Il contributo degli antidolorifici di prescrizione all'epidemia è diventato soltanto recentemente chiaro. Questa ricerca è pubblicata questa settimana nel giornale, nel Pharmacoepidemiology e nella Sicurezza della Droga.
I Medicinali chiamati “opioidi„ sono prescritti frequentemente per alleviare il dolore, ma se abusato possono uccidere. In Questi Ultimi 15 anni, le vendite degli antidolorifici dell'opioide, compreso il oxycodone, hydrocodone, metadone e fentanil, sono aumentato e le morti da queste droghe sono aumentato parallelamente.
Nel 2002, sopra 16,000 persone è morto in U.S.A. come conseguenza degli overdose, con la maggior parte delle morti relative agli opioidi, all'eroina ed alla cocaina. Gli Opioidi sorpassavano sia la cocaina che l'eroina nelle dimensioni della partecipazione a questi overdose fra 1999 e 2002.

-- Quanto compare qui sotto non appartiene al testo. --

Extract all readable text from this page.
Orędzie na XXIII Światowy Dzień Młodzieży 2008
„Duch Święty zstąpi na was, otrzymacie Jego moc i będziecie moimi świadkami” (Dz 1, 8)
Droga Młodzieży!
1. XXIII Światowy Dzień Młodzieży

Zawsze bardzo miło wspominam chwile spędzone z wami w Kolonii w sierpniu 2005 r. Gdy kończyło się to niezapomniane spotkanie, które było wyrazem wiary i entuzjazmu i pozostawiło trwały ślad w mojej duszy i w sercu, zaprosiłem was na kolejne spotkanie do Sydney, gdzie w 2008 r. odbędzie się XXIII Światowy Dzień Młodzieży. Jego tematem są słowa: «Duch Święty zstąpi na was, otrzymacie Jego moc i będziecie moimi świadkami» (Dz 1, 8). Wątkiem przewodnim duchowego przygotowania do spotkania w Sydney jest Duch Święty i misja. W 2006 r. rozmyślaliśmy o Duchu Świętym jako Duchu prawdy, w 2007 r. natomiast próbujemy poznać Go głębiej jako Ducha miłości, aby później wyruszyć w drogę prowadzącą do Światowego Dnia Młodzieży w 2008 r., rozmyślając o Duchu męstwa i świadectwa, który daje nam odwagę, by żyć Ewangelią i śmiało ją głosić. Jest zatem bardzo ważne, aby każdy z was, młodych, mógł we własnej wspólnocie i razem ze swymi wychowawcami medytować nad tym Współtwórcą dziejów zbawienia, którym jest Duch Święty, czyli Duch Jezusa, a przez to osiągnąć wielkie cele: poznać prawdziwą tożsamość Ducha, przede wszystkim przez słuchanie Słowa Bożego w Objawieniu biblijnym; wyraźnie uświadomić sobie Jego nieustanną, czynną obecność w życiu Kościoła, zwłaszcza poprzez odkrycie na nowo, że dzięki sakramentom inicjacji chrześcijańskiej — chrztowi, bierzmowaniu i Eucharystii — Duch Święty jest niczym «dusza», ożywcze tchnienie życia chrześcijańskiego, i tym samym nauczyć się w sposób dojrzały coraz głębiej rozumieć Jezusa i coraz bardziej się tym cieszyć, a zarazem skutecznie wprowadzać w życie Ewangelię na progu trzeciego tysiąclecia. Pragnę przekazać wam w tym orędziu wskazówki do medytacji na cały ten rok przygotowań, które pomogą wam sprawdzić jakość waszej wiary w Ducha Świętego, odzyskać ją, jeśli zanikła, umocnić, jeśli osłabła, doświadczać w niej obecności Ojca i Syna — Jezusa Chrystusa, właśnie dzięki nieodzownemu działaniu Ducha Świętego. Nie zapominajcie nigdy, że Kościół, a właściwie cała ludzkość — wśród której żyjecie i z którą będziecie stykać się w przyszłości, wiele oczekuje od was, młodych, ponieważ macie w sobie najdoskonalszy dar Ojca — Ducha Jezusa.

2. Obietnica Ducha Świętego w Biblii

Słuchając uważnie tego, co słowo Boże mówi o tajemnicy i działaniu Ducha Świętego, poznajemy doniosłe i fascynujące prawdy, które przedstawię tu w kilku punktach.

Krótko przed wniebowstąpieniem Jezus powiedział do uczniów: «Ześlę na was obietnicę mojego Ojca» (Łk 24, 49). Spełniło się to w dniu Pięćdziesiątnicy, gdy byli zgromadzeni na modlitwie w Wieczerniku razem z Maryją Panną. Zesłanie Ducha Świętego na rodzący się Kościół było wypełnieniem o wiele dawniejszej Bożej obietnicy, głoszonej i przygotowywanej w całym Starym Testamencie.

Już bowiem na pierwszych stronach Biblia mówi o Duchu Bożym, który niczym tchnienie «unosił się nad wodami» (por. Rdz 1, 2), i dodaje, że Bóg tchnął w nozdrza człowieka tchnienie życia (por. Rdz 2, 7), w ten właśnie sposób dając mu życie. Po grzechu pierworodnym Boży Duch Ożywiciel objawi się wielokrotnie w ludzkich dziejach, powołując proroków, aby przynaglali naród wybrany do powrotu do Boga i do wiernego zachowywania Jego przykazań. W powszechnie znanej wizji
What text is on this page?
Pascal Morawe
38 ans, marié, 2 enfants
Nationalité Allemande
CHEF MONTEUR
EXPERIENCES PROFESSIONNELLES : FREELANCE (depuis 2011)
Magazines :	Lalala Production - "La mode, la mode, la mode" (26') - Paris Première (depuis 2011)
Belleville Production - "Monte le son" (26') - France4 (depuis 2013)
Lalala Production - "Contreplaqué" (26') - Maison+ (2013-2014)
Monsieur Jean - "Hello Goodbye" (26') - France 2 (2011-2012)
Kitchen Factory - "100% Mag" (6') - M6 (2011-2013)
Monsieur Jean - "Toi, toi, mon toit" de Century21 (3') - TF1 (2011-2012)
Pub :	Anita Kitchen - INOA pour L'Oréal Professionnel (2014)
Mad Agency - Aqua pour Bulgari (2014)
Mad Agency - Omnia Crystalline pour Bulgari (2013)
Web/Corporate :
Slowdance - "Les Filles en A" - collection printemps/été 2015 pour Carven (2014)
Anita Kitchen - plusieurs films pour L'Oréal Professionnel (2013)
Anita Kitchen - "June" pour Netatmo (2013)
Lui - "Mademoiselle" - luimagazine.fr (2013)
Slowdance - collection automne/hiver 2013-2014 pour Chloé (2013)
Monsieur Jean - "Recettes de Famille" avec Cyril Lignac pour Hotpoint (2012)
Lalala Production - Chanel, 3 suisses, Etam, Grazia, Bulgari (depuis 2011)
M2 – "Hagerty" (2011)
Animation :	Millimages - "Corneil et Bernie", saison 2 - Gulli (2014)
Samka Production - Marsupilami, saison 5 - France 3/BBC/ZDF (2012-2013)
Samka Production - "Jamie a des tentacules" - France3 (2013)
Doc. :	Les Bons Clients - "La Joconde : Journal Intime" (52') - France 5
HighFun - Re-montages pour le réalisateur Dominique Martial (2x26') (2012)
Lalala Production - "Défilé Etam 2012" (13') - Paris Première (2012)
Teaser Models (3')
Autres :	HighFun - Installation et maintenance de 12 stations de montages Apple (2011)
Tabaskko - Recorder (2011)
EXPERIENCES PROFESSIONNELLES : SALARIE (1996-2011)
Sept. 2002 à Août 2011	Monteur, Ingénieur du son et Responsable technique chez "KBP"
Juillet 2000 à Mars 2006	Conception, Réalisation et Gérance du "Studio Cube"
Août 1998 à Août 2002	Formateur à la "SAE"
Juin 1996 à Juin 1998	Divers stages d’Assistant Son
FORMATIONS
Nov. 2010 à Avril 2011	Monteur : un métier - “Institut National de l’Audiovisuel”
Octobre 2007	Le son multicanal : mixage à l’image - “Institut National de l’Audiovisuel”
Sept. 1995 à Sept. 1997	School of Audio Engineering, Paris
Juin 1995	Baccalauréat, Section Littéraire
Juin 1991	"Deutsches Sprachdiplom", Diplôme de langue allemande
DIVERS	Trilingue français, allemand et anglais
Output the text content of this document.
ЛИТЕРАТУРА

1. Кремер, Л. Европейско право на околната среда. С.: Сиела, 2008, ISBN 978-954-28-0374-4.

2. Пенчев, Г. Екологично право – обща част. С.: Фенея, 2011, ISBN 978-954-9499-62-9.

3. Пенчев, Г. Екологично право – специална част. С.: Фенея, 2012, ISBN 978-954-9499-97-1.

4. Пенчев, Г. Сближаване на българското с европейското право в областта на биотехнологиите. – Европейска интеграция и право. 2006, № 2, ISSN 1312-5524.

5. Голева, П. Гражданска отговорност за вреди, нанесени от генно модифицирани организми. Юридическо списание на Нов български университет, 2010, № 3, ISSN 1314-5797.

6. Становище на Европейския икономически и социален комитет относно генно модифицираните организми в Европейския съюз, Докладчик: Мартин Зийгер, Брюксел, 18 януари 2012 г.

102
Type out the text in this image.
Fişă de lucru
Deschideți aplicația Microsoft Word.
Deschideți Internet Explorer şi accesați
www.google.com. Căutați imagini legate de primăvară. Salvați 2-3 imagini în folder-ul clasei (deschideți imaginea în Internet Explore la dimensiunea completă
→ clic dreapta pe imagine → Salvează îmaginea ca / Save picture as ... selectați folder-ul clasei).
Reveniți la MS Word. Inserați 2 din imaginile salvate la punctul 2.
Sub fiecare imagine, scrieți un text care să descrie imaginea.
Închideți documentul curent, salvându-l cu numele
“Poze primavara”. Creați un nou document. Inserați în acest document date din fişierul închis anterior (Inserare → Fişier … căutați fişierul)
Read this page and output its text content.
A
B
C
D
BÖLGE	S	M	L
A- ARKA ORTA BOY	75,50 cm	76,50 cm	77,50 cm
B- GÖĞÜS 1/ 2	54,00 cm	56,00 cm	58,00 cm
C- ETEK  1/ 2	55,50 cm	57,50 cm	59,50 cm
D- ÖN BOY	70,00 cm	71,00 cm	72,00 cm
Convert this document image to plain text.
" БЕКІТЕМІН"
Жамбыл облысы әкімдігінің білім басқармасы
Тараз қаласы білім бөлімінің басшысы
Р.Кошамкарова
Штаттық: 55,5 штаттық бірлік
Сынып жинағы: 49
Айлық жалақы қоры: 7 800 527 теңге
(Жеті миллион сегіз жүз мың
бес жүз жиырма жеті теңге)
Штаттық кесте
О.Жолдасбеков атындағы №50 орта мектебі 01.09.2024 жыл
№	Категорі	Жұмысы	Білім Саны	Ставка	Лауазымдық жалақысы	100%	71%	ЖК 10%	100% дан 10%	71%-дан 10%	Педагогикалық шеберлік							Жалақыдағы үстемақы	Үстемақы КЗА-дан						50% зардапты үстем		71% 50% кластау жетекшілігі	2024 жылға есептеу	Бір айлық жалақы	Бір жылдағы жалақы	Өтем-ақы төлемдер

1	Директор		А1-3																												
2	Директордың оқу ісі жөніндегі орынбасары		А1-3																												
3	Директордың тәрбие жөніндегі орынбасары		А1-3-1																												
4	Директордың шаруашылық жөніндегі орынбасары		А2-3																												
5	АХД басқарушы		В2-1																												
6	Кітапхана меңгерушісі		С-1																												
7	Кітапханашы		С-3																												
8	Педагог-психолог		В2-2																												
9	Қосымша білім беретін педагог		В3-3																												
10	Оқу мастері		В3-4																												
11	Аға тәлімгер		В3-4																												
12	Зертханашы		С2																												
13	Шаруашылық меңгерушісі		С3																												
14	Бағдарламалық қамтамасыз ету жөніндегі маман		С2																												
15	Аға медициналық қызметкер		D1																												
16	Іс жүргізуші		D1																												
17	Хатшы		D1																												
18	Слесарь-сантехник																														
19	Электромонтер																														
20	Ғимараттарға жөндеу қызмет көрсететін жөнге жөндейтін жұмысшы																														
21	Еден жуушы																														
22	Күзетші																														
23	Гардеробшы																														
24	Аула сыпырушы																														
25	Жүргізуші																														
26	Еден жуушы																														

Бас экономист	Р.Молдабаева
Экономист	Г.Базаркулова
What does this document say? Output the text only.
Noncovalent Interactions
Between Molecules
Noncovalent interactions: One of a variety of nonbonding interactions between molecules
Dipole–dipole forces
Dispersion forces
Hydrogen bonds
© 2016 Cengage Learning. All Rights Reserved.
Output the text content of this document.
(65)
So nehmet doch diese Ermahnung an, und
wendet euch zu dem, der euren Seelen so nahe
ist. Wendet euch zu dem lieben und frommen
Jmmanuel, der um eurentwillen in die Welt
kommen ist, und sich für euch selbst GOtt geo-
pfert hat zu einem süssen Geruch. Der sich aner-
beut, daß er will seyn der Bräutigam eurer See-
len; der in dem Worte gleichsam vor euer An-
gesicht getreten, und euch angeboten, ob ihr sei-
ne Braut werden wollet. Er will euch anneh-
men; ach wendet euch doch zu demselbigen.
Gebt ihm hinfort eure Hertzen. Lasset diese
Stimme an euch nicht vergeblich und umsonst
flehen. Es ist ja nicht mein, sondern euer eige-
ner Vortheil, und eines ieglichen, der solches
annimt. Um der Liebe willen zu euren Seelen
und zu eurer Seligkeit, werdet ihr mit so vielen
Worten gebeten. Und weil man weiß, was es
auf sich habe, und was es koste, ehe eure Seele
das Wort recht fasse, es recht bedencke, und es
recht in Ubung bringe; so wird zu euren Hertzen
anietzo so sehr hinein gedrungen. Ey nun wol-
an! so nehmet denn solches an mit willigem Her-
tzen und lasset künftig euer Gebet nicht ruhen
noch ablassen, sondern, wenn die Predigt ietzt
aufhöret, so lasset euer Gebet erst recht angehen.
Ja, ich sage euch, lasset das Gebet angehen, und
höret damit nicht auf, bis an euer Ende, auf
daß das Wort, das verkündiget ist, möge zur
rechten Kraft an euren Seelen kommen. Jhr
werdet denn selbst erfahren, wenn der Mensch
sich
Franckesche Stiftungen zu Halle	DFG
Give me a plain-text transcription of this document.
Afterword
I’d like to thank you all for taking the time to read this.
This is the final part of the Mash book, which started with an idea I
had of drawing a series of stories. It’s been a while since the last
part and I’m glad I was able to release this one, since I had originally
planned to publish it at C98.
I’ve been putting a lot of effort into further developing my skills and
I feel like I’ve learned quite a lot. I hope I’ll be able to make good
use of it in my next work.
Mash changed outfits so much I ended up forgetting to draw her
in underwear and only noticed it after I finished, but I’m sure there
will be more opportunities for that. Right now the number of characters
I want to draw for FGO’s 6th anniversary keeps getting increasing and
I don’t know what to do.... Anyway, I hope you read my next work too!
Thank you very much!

La situazione sembra accelerare. Fra 1979 e 1990 la tariffa delle morti attribuite ad avvelenamento involontario della droga aumentato ogni anno da una media di 5,3%. Fra 1990 e 2002, la tariffa è aumentato di 18,1% all'anno. Il contributo giocato dagli opioidi egualmente sta aumentando. Fra 1999 e 2002 il numero dei certificati di morte della dose eccessiva che citano avvelenare dagli antidolorifici dell'opioide è andato su da 91,2%. Mentre la categoria dell'antidolorifico ha mostrato il più grande aumento, i certificati di morte che indicano una barretta di colpa all'eroina ed alla cocaina egualmente sono aumentato rispettivamente di 12,4% e di 22,8%.